Thursday, July 29, 2004

". . . the allure of the spontaneous and the personal is cut here by the fact of wordness”

Charles Bernstein's essay “Stray Straws and Straw Men” was written in 1976, and originally published in a Symposium entitled “Politics of the Referent” mediated by Steve McCaffery and published in Open Letter 3:1 (Toronto, 1977), It is also collected in Content's Dream, essays 1975-1984. It's a great piece of writing on form in poetry and the false use and touting of the natural and voice, as signs of true poetry. Bernstein's examples, which challenge a certain type of “false consciousness” are Ron Silliman, Bernadette Mayer and Frank O'Hara. All three of which write/wrote personal poetry, but with an important consciousness of the fact and methods of writing, and an acknowledgement of the artificiality they use. Here are some particularly good pieces from the essay, which is in 18 numbered paragraphs or “pensees”:

2. Ron Silliman has consistently written a poetry of visible borders: a poetry of shape. His works are composed very explicitly under various conditions, presenting a variety of possible worlds, possible language formations. Such poetry emphasizes its medium as being constructed, rule governed, everywhere circumscribed by grammar & syntax, chosen vocabulary: designed, manipulated, picked, programmed, organized, & so an artifice, artifact,---monadic, solipsistic, homemade, manufactured, mechanized, formulaic, willful.

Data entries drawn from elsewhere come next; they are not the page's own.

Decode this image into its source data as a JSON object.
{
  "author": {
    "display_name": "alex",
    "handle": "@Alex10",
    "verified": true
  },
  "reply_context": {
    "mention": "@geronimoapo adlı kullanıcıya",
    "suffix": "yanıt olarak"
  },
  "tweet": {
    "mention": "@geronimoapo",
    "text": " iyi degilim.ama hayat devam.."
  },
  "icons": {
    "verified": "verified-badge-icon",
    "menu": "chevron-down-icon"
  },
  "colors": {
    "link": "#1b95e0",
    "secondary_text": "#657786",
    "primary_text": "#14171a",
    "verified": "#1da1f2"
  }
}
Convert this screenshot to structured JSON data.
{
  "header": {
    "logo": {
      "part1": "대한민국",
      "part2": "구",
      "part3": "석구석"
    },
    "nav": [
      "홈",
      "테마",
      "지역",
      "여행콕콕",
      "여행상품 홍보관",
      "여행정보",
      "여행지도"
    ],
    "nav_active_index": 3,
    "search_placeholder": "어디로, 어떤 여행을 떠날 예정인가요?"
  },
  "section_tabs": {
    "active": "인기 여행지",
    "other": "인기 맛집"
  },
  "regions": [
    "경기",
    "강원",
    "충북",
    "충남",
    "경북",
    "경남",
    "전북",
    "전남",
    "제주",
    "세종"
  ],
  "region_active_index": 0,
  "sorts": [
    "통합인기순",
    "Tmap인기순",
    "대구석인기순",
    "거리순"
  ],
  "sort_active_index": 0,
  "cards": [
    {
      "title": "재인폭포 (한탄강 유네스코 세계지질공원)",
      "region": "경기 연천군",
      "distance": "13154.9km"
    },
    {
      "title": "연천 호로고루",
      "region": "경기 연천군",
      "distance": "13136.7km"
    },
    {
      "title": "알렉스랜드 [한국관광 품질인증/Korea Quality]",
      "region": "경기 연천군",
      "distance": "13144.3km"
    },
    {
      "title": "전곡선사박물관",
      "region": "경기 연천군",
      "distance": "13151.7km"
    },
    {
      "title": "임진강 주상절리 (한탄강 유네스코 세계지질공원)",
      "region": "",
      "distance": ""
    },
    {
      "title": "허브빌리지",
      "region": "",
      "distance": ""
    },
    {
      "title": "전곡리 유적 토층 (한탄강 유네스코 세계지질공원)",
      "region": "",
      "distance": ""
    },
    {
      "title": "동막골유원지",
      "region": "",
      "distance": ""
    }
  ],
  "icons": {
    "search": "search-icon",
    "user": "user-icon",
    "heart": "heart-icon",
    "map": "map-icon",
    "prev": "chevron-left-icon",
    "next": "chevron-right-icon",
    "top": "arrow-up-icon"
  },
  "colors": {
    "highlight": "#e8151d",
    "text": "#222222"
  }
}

12. . . . What I want to call attention to is that there is no natural writing style; that the preference for its supposed manifestations is simply a preference for a particular look to poetry & often a particular vocabulary (usually perceived as personal themes); that this preference (essentially a procedural decision to work within a certain domain sanctified into a rite of poetry) actually obscures the understanding of the work which appears to be its honored bases; & especially that the cant of “make it personal” & let it flow” are avoidances-by mystification---of some very compelling problems that swirl around truthtelling, confession, bad faith, false self, authenticity, virtue, etc.

18. . . . work like Silliman's explicitly acknowledges these conditions of poetry, language, by explicitly intending vocabulary, syntax, shape, etc.; an acknowledgement which is the actual prerequisite of authenticity, of good faith. The allure of the spontaneous & personal is cut here by the fact of wordness: reproducing not so much the look of the natural as the conditions of nature-autonomy, self-sufficiency. In this light, a work like Mayer's Memory can be seen to be significant not an account of its journal-like look alone but also on account of its completely intended, complex, artifactual style. Heavy, dense, embedded. “The essential thing is to build a world.” Energy & emotion, spontaneity, vocabulary, shape-all are elements of that building. It is natural that there are modes but there is no natural mode.